To cover their bases, Salinas’ team also studied the fish’s whole-body microbiomes. They took samples of the rest of the brain, guts and blood of the fish; They even drained blood from the brain’s numerous capillaries to ensure that any bacteria they discovered resided in the brain tissue itself.

“We had to go back and redo (the experiments) many, many times just to be sure,” Salinas said. The project lasted five years, but already in the first days it was clear that fish brains were not sterile.

As Salinas expected, the olfactory bulb harbored some bacteria. But he was surprised to see that the rest of the brain had even more. “I thought the other parts of the brain wouldn’t have bacteria,” he said. “But it turned out that my hypothesis was wrong.” The fish’s brains contained so much that it only took a few minutes to locate bacterial cells under a microscope.
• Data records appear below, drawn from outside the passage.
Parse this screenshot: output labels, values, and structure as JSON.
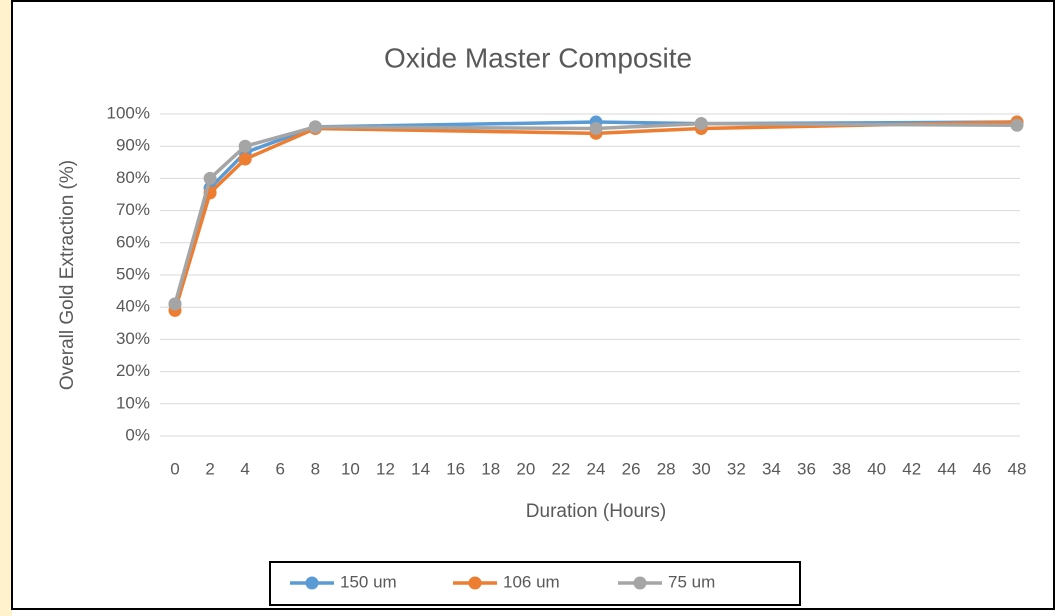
{
  "chart_data": {
    "type": "line",
    "title": "Oxide Master Composite",
    "x_label": "Duration (Hours)",
    "y_label": "Overall Gold Extraction (%)",
    "x": [
      0,
      2,
      4,
      8,
      24,
      30,
      48
    ],
    "series": [
      {
        "name": "150 um",
        "color": "#5b9bd5",
        "values": [
          41,
          77,
          88,
          96,
          97.5,
          97,
          97.5
        ]
      },
      {
        "name": "106 um",
        "color": "#ed7d31",
        "values": [
          39,
          75.5,
          86,
          95.5,
          94,
          95.5,
          97.5
        ]
      },
      {
        "name": "75 um",
        "color": "#a5a5a5",
        "values": [
          41,
          80,
          90,
          96,
          95.5,
          97,
          96.5
        ]
      }
    ],
    "xlim": [
      0,
      48
    ],
    "xticks": [
      0,
      2,
      4,
      6,
      8,
      10,
      12,
      14,
      16,
      18,
      20,
      22,
      24,
      26,
      28,
      30,
      32,
      34,
      36,
      38,
      40,
      42,
      44,
      46,
      48
    ],
    "ylim": [
      0,
      100
    ],
    "yticks": [
      {
        "value": 0,
        "label": "0%"
      },
      {
        "value": 10,
        "label": "10%"
      },
      {
        "value": 20,
        "label": "20%"
      },
      {
        "value": 30,
        "label": "30%"
      },
      {
        "value": 40,
        "label": "40%"
      },
      {
        "value": 50,
        "label": "50%"
      },
      {
        "value": 60,
        "label": "60%"
      },
      {
        "value": 70,
        "label": "70%"
      },
      {
        "value": 80,
        "label": "80%"
      },
      {
        "value": 90,
        "label": "90%"
      },
      {
        "value": 100,
        "label": "100%"
      }
    ],
    "grid": true,
    "legend": "bottom"
  }
}
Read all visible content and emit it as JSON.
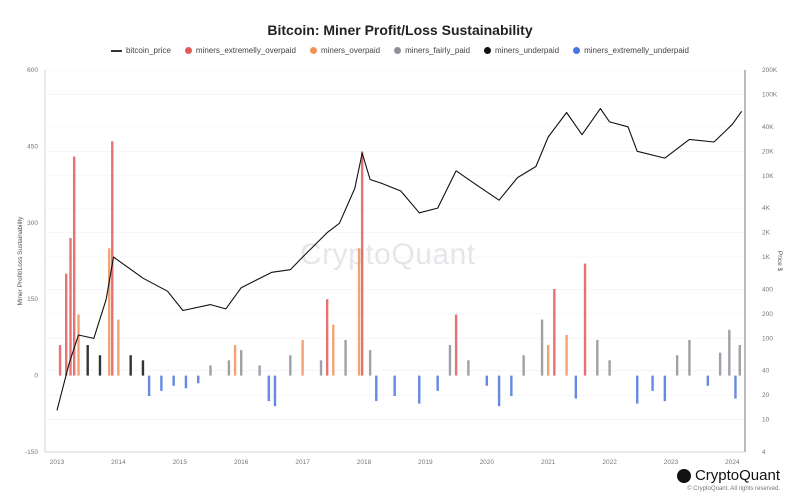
{
  "chart_data": {
    "type": "bar",
    "title": "Bitcoin: Miner Profit/Loss Sustainability",
    "ylabel": "Miner Profit/Loss Sustainability",
    "y2label": "Price $",
    "ylim": [
      -150,
      600
    ],
    "y2lim_log": [
      4,
      200000
    ],
    "yticks": [
      "600",
      "450",
      "300",
      "150",
      "0",
      "-150"
    ],
    "y2ticks": [
      "200K",
      "100K",
      "40K",
      "20K",
      "10K",
      "4K",
      "2K",
      "1K",
      "400",
      "200",
      "100",
      "40",
      "20",
      "10",
      "4"
    ],
    "y2tick_values": [
      200000,
      100000,
      40000,
      20000,
      10000,
      4000,
      2000,
      1000,
      400,
      200,
      100,
      40,
      20,
      10,
      4
    ],
    "xticks": [
      "2013",
      "2014",
      "2015",
      "2016",
      "2017",
      "2018",
      "2019",
      "2020",
      "2021",
      "2022",
      "2023",
      "2024"
    ],
    "legend": [
      {
        "name": "bitcoin_price",
        "color": "#222222",
        "kind": "line"
      },
      {
        "name": "miners_extremelly_overpaid",
        "color": "#e05a5a",
        "kind": "dot"
      },
      {
        "name": "miners_overpaid",
        "color": "#f0935a",
        "kind": "dot"
      },
      {
        "name": "miners_fairly_paid",
        "color": "#8f8f98",
        "kind": "dot"
      },
      {
        "name": "miners_underpaid",
        "color": "#111111",
        "kind": "dot"
      },
      {
        "name": "miners_extremelly_underpaid",
        "color": "#4a74e0",
        "kind": "dot"
      }
    ],
    "price": [
      [
        2013.0,
        13
      ],
      [
        2013.2,
        50
      ],
      [
        2013.35,
        110
      ],
      [
        2013.6,
        100
      ],
      [
        2013.8,
        300
      ],
      [
        2013.92,
        1000
      ],
      [
        2014.1,
        800
      ],
      [
        2014.4,
        550
      ],
      [
        2014.8,
        380
      ],
      [
        2015.05,
        220
      ],
      [
        2015.5,
        260
      ],
      [
        2015.75,
        230
      ],
      [
        2016.0,
        420
      ],
      [
        2016.5,
        650
      ],
      [
        2016.8,
        700
      ],
      [
        2017.0,
        1000
      ],
      [
        2017.4,
        2000
      ],
      [
        2017.6,
        2600
      ],
      [
        2017.85,
        7000
      ],
      [
        2017.97,
        19000
      ],
      [
        2018.1,
        9000
      ],
      [
        2018.3,
        8000
      ],
      [
        2018.6,
        6500
      ],
      [
        2018.9,
        3500
      ],
      [
        2019.2,
        4000
      ],
      [
        2019.5,
        11500
      ],
      [
        2019.8,
        8000
      ],
      [
        2020.2,
        5000
      ],
      [
        2020.5,
        9500
      ],
      [
        2020.8,
        13000
      ],
      [
        2021.0,
        30000
      ],
      [
        2021.3,
        60000
      ],
      [
        2021.55,
        32000
      ],
      [
        2021.85,
        67000
      ],
      [
        2022.0,
        46000
      ],
      [
        2022.3,
        40000
      ],
      [
        2022.45,
        20000
      ],
      [
        2022.9,
        16500
      ],
      [
        2023.3,
        28000
      ],
      [
        2023.7,
        26000
      ],
      [
        2024.0,
        43000
      ],
      [
        2024.15,
        62000
      ]
    ],
    "bars": [
      [
        2013.05,
        60,
        "miners_extremelly_overpaid"
      ],
      [
        2013.15,
        200,
        "miners_extremelly_overpaid"
      ],
      [
        2013.22,
        270,
        "miners_extremelly_overpaid"
      ],
      [
        2013.28,
        430,
        "miners_extremelly_overpaid"
      ],
      [
        2013.35,
        120,
        "miners_overpaid"
      ],
      [
        2013.5,
        60,
        "miners_underpaid"
      ],
      [
        2013.7,
        40,
        "miners_underpaid"
      ],
      [
        2013.85,
        250,
        "miners_overpaid"
      ],
      [
        2013.9,
        460,
        "miners_extremelly_overpaid"
      ],
      [
        2014.0,
        110,
        "miners_overpaid"
      ],
      [
        2014.2,
        40,
        "miners_underpaid"
      ],
      [
        2014.4,
        30,
        "miners_underpaid"
      ],
      [
        2014.5,
        -40,
        "miners_extremelly_underpaid"
      ],
      [
        2014.7,
        -30,
        "miners_extremelly_underpaid"
      ],
      [
        2014.9,
        -20,
        "miners_extremelly_underpaid"
      ],
      [
        2015.1,
        -25,
        "miners_extremelly_underpaid"
      ],
      [
        2015.3,
        -15,
        "miners_extremelly_underpaid"
      ],
      [
        2015.5,
        20,
        "miners_fairly_paid"
      ],
      [
        2015.8,
        30,
        "miners_fairly_paid"
      ],
      [
        2015.9,
        60,
        "miners_overpaid"
      ],
      [
        2016.0,
        50,
        "miners_fairly_paid"
      ],
      [
        2016.3,
        20,
        "miners_fairly_paid"
      ],
      [
        2016.45,
        -50,
        "miners_extremelly_underpaid"
      ],
      [
        2016.55,
        -60,
        "miners_extremelly_underpaid"
      ],
      [
        2016.8,
        40,
        "miners_fairly_paid"
      ],
      [
        2017.0,
        70,
        "miners_overpaid"
      ],
      [
        2017.3,
        30,
        "miners_fairly_paid"
      ],
      [
        2017.4,
        150,
        "miners_extremelly_overpaid"
      ],
      [
        2017.5,
        100,
        "miners_overpaid"
      ],
      [
        2017.7,
        70,
        "miners_fairly_paid"
      ],
      [
        2017.92,
        250,
        "miners_overpaid"
      ],
      [
        2017.97,
        440,
        "miners_extremelly_overpaid"
      ],
      [
        2018.1,
        50,
        "miners_fairly_paid"
      ],
      [
        2018.2,
        -50,
        "miners_extremelly_underpaid"
      ],
      [
        2018.5,
        -40,
        "miners_extremelly_underpaid"
      ],
      [
        2018.9,
        -55,
        "miners_extremelly_underpaid"
      ],
      [
        2019.2,
        -30,
        "miners_extremelly_underpaid"
      ],
      [
        2019.4,
        60,
        "miners_fairly_paid"
      ],
      [
        2019.5,
        120,
        "miners_extremelly_overpaid"
      ],
      [
        2019.7,
        30,
        "miners_fairly_paid"
      ],
      [
        2020.0,
        -20,
        "miners_extremelly_underpaid"
      ],
      [
        2020.2,
        -60,
        "miners_extremelly_underpaid"
      ],
      [
        2020.4,
        -40,
        "miners_extremelly_underpaid"
      ],
      [
        2020.6,
        40,
        "miners_fairly_paid"
      ],
      [
        2020.9,
        110,
        "miners_fairly_paid"
      ],
      [
        2021.0,
        60,
        "miners_overpaid"
      ],
      [
        2021.1,
        170,
        "miners_extremelly_overpaid"
      ],
      [
        2021.3,
        80,
        "miners_overpaid"
      ],
      [
        2021.45,
        -45,
        "miners_extremelly_underpaid"
      ],
      [
        2021.6,
        220,
        "miners_extremelly_overpaid"
      ],
      [
        2021.8,
        70,
        "miners_fairly_paid"
      ],
      [
        2022.0,
        30,
        "miners_fairly_paid"
      ],
      [
        2022.45,
        -55,
        "miners_extremelly_underpaid"
      ],
      [
        2022.7,
        -30,
        "miners_extremelly_underpaid"
      ],
      [
        2022.9,
        -50,
        "miners_extremelly_underpaid"
      ],
      [
        2023.1,
        40,
        "miners_fairly_paid"
      ],
      [
        2023.3,
        70,
        "miners_fairly_paid"
      ],
      [
        2023.6,
        -20,
        "miners_extremelly_underpaid"
      ],
      [
        2023.8,
        45,
        "miners_fairly_paid"
      ],
      [
        2023.95,
        90,
        "miners_fairly_paid"
      ],
      [
        2024.05,
        -45,
        "miners_extremelly_underpaid"
      ],
      [
        2024.12,
        60,
        "miners_fairly_paid"
      ]
    ]
  },
  "watermark": "CryptoQuant",
  "logo": "CryptoQuant",
  "copyright": "© CryptoQuant. All rights reserved."
}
As an additional step, his team confirmed that the microbes were actively living in the brain; They were neither asleep nor dead.

Olm was impressed by his thorough approach. Salinas and his team circled “the same question, in all these different ways, using all these different methods, all of which produced compelling data that there are actually living microbes in the salmon brain,” he said.

But if there are, how did they get there?

Invading the fortress

Researchers have long been skeptical that the brain has a microbiome because all vertebrates, including fish, have a blood-brain barrier. These blood vessels and surrounding brain cells are strengthened to serve as gatekeepers that allow only a few molecules to enter and leave the brain and keep invaders away, especially larger ones like bacteria. So naturally, Salinas wondered how the brains in his study had been colonized.

By comparing microbial DNA from the brain with that collected from other organs, his lab found a subset of species that did not appear elsewhere in the body. Salinas hypothesized that these species may have colonized the fish’s brains early in their development, before their blood-brain barriers had fully formed. “From the beginning, anything can come in; “It is a pitched battle,” he said.